The Evergreen Country: A Memoir of Vietnam.
Description
Contains Photos, Maps
$19.95
ISBN 978-0-9783440-0-9
DDC 959.7040092
Author
Publisher
Year
Contributor
Joseph Jones is a reference librarian in the Koerner Library at the
University of British Columbia.
Review
After four chapters of preliminaries, the personal narrative begins: “I was born in Hanoi in the spring of 1940.” Up to that point, family background blends with geopolitical history and local neighbourhood sociology. That welcome turn to a more personal tone only goes so far. The entire book maintains a distanced voice that seems grounded in a reserve natural to the author’s Asian cultures.
The story of Vuong-Riddick’s youth in Vietnam ends with chapter 18, which offers a bare outline of her 1962–1969 transition through France to Canada and then her sponsoring the immigration of seven relatives over the next six years. The last quarter of the book consists of her travel diary of 1995 and 2004 trips to Vietnam.
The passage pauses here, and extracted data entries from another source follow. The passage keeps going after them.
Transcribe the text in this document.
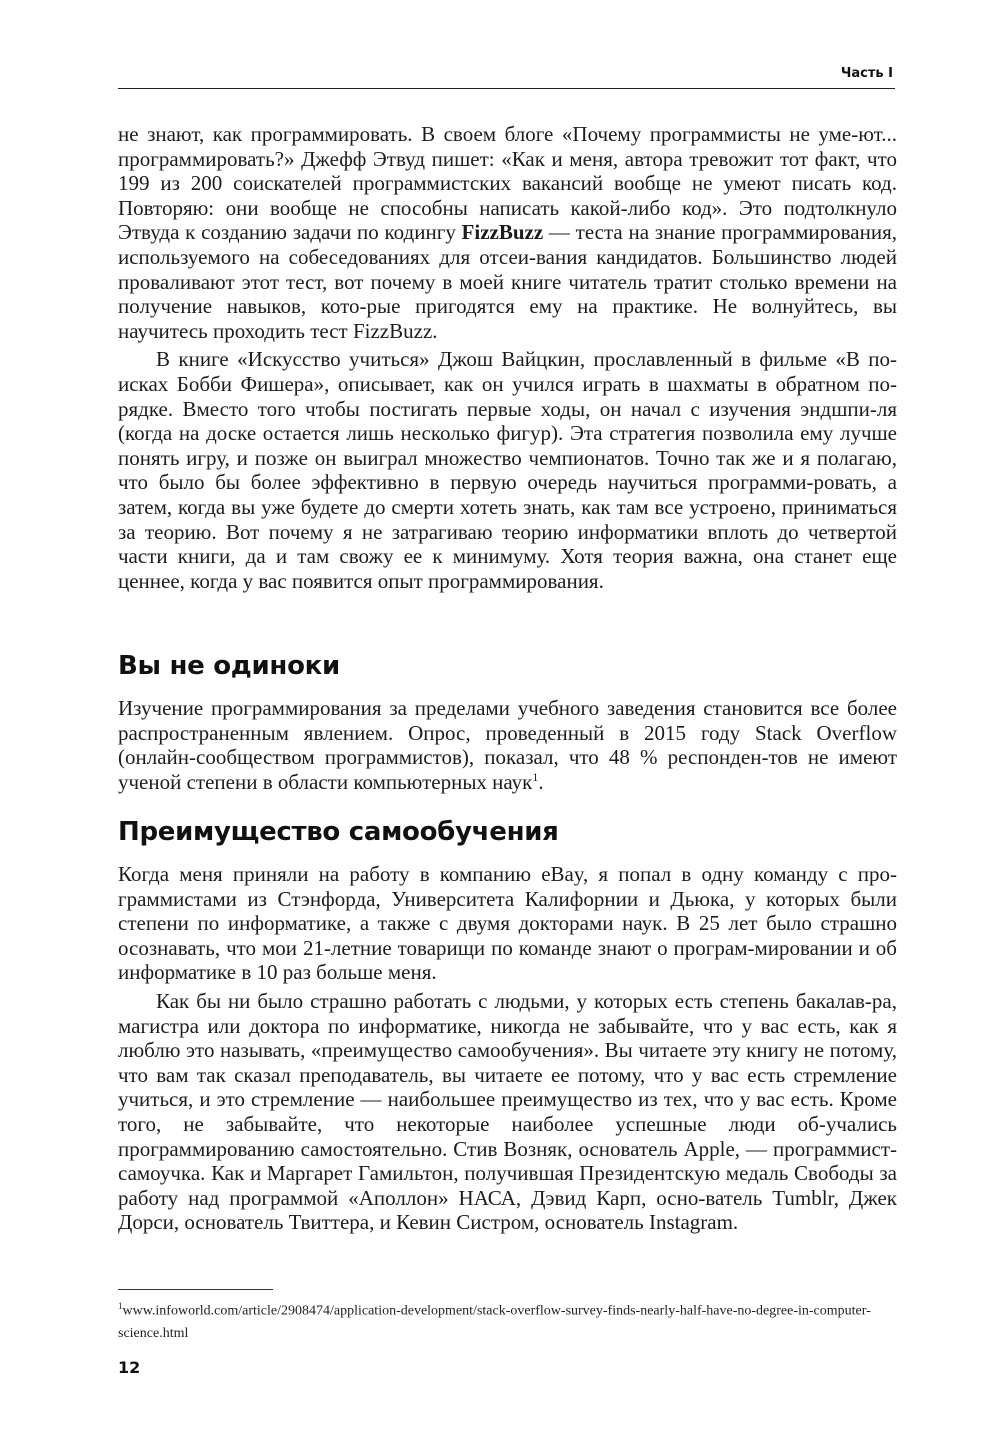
Часть I

не знают, как программировать. В своем блоге «Почему программисты не уме-ют... программировать?» Джефф Этвуд пишет: «Как и меня, автора тревожит тот факт, что 199 из 200 соискателей программистских вакансий вообще не умеют писать код. Повторяю: они вообще не способны написать какой-либо код». Это подтолкнуло Этвуда к созданию задачи по кодингу FizzBuzz — теста на знание программирования, используемого на собеседованиях для отсеи-вания кандидатов. Большинство людей проваливают этот тест, вот почему в моей книге читатель тратит столько времени на получение навыков, кото-рые пригодятся ему на практике. Не волнуйтесь, вы научитесь проходить тест FizzBuzz.

В книге «Искусство учиться» Джош Вайцкин, прославленный в фильме «В по-исках Бобби Фишера», описывает, как он учился играть в шахматы в обратном по-рядке. Вместо того чтобы постигать первые ходы, он начал с изучения эндшпи-ля (когда на доске остается лишь несколько фигур). Эта стратегия позволила ему лучше понять игру, и позже он выиграл множество чемпионатов. Точно так же и я полагаю, что было бы более эффективно в первую очередь научиться программи-ровать, а затем, когда вы уже будете до смерти хотеть знать, как там все устроено, приниматься за теорию. Вот почему я не затрагиваю теорию информатики вплоть до четвертой части книги, да и там свожу ее к минимуму. Хотя теория важна, она станет еще ценнее, когда у вас появится опыт программирования.

Вы не одиноки

Изучение программирования за пределами учебного заведения становится все более распространенным явлением. Опрос, проведенный в 2015 году Stack Overflow (онлайн-сообществом программистов), показал, что 48 % респонден-тов не имеют ученой степени в области компьютерных наук$^1$.

Преимущество самообучения

Когда меня приняли на работу в компанию eBay, я попал в одну команду с про-граммистами из Стэнфорда, Университета Калифорнии и Дьюка, у которых были степени по информатике, а также с двумя докторами наук. В 25 лет было страшно осознавать, что мои 21-летние товарищи по команде знают о програм-мировании и об информатике в 10 раз больше меня.

Как бы ни было страшно работать с людьми, у которых есть степень бакалав-ра, магистра или доктора по информатике, никогда не забывайте, что у вас есть, как я люблю это называть, «преимущество самообучения». Вы читаете эту книгу не потому, что вам так сказал преподаватель, вы читаете ее потому, что у вас есть стремление учиться, и это стремление — наибольшее преимущество из тех, что у вас есть. Кроме того, не забывайте, что некоторые наиболее успешные люди об-учались программированию самостоятельно. Стив Возняк, основатель Apple, — программист-самоучка. Как и Маргарет Гамильтон, получившая Президентскую медаль Свободы за работу над программой «Аполлон» НАСА, Дэвид Карп, осно-ватель Tumblr, Джек Дорси, основатель Твиттера, и Кевин Систром, основатель Instagram.

$^1$www.infoworld.com/article/2908474/application-development/stack-overflow-survey-finds-nearly-half-have-no-degree-in-computer-science.html

12
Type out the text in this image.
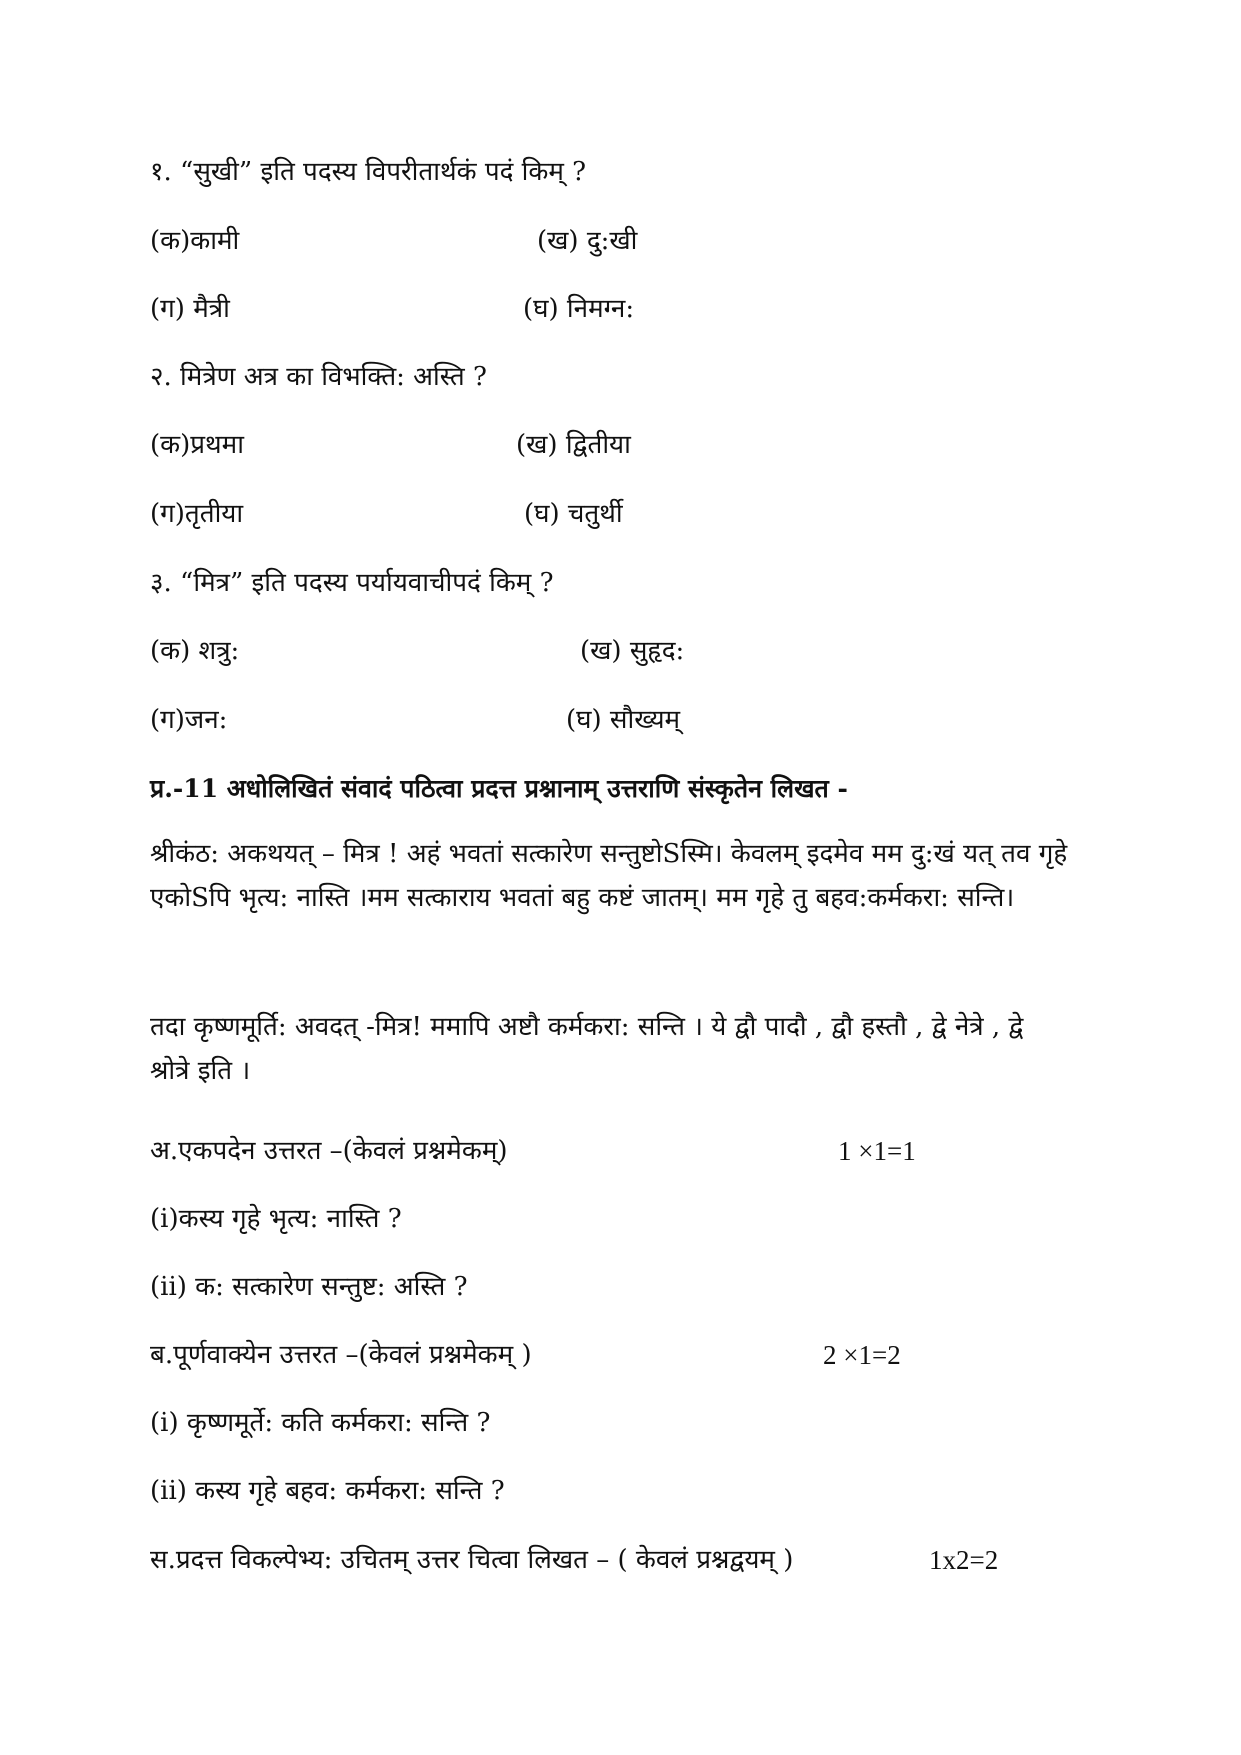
१. “सुखी” इति पदस्य विपरीतार्थकं पदं किम् ?
(क)कामी	(ख) दु:खी
(ग) मैत्री	(घ) निमग्न:
२. मित्रेण अत्र का विभक्ति: अस्ति ?
(क)प्रथमा	(ख) द्वितीया
(ग)तृतीया	(घ) चतुर्थी
३. “मित्र” इति पदस्य पर्यायवाचीपदं किम् ?
(क) शत्रु:	(ख) सुहृद:
(ग)जन:	(घ) सौख्यम्
प्र.-11 अधोलिखितं संवादं पठित्वा प्रदत्त प्रश्नानाम् उत्तराणि संस्कृतेन लिखत -
श्रीकंठ: अकथयत् – मित्र ! अहं भवतां सत्कारेण सन्तुष्टोSस्मि। केवलम् इदमेव मम दु:खं यत् तव गृहे एकोSपि भृत्य: नास्ति ।मम सत्काराय भवतां बहु कष्टं जातम्। मम गृहे तु बहव:कर्मकरा: सन्ति।
तदा कृष्णमूर्ति: अवदत् -मित्र! ममापि अष्टौ कर्मकरा: सन्ति । ये द्वौ पादौ , द्वौ हस्तौ , द्वे नेत्रे , द्वे श्रोत्रे इति ।
अ.एकपदेन उत्तरत –(केवलं प्रश्नमेकम्)	1 ×1=1
(i)कस्य गृहे भृत्य: नास्ति ?
(ii) क: सत्कारेण सन्तुष्ट: अस्ति ?
ब.पूर्णवाक्येन उत्तरत –(केवलं प्रश्नमेकम् )	2 ×1=2
(i) कृष्णमूर्ते: कति कर्मकरा: सन्ति ?
(ii) कस्य गृहे बहव: कर्मकरा: सन्ति ?
स.प्रदत्त विकल्पेभ्य: उचितम् उत्तर चित्वा लिखत – ( केवलं प्रश्नद्वयम् )	1x2=2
The core story’s strongest thread follows the fluctuations of family fortunes. Her father moved from Hanoi to Saigon when Vietnam was divided in 1954. As tutor to the children of South Vietnamese generals, the author became the economic mainstay of her family. Eventually her father prospered with a bakery that sold bread to the American forces. Strong connections with the French Catholic system facilitated the education of her siblings and her own emigrations to France and Quebec.
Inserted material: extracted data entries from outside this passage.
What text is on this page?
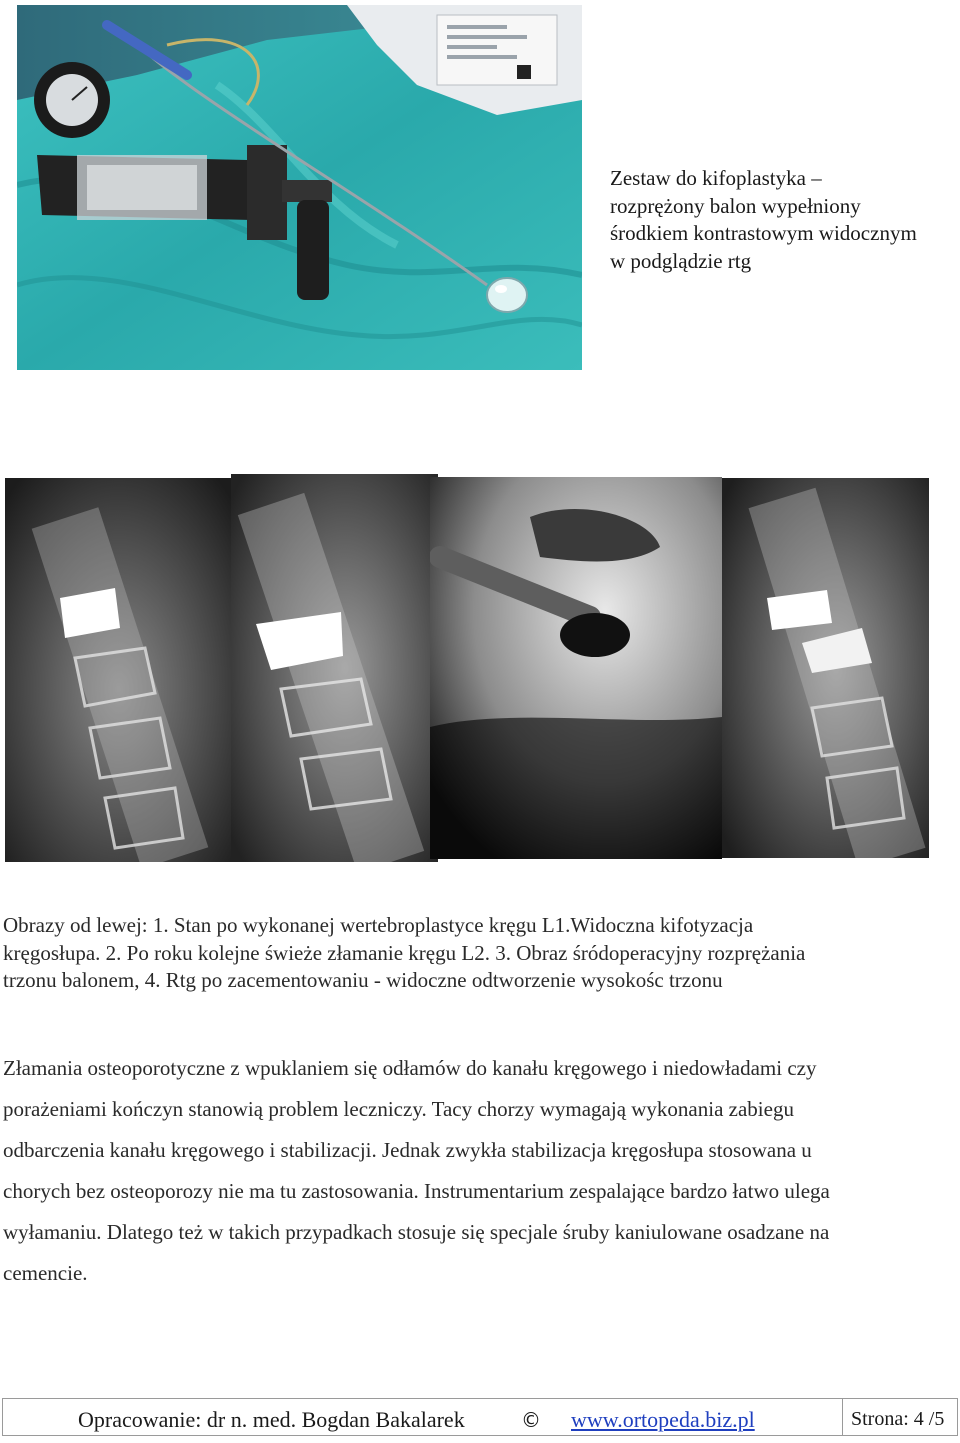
Zestaw do kifoplastyka –
rozprężony balon wypełniony
środkiem kontrastowym widocznym
w podglądzie rtg
Obrazy od lewej: 1. Stan po wykonanej wertebroplastyce kręgu L1.Widoczna kifotyzacja
kręgosłupa. 2. Po roku kolejne świeże złamanie kręgu L2. 3. Obraz śródoperacyjny rozprężania
trzonu balonem, 4. Rtg po zacementowaniu - widoczne odtworzenie wysokośc trzonu
Złamania osteoporotyczne z wpuklaniem się odłamów do kanału kręgowego i niedowładami czy
porażeniami kończyn stanowią problem leczniczy. Tacy chorzy wymagają wykonania zabiegu
odbarczenia kanału kręgowego i stabilizacji. Jednak zwykła stabilizacja kręgosłupa stosowana u
chorych bez osteoporozy nie ma tu zastosowania. Instrumentarium zespalające bardzo łatwo ulega
wyłamaniu. Dlatego też w takich przypadkach stosuje się specjale śruby kaniulowane osadzane na
cemencie.
Opracowanie: dr n. med. Bogdan Bakalarek	© www.ortopeda.biz.pl	Strona: 4 /5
A second prominent thread is Vuong-Riddick’s place in a society where marked changes in women’s roles occurred in one generation. At one point she connects her own independence with that achieved by Vietnam in the 1950s. (Other factors also emerge: birth order, liberal family attitude, and individual personality.)
Perhaps the most interesting aspect of the book is the complexity of the author’s initial identities. As a fourth-generation Chinese girl in Vietnam, she first knew herself as Wang Seng. Her personal appearance is said to indicate Japanese ancestry. By accident of geography, her upbringing was Vietnamese. Her primary education and culture were French.
Vuong-Riddick left Vietnam in 1962. She has more to say about the 1970s exodus of “boat people” from Vietnam than about the intervening decade of American military action. This accords with an unselfconscious perspective that ultimately stands on the two legs of Chinese and French colonialism.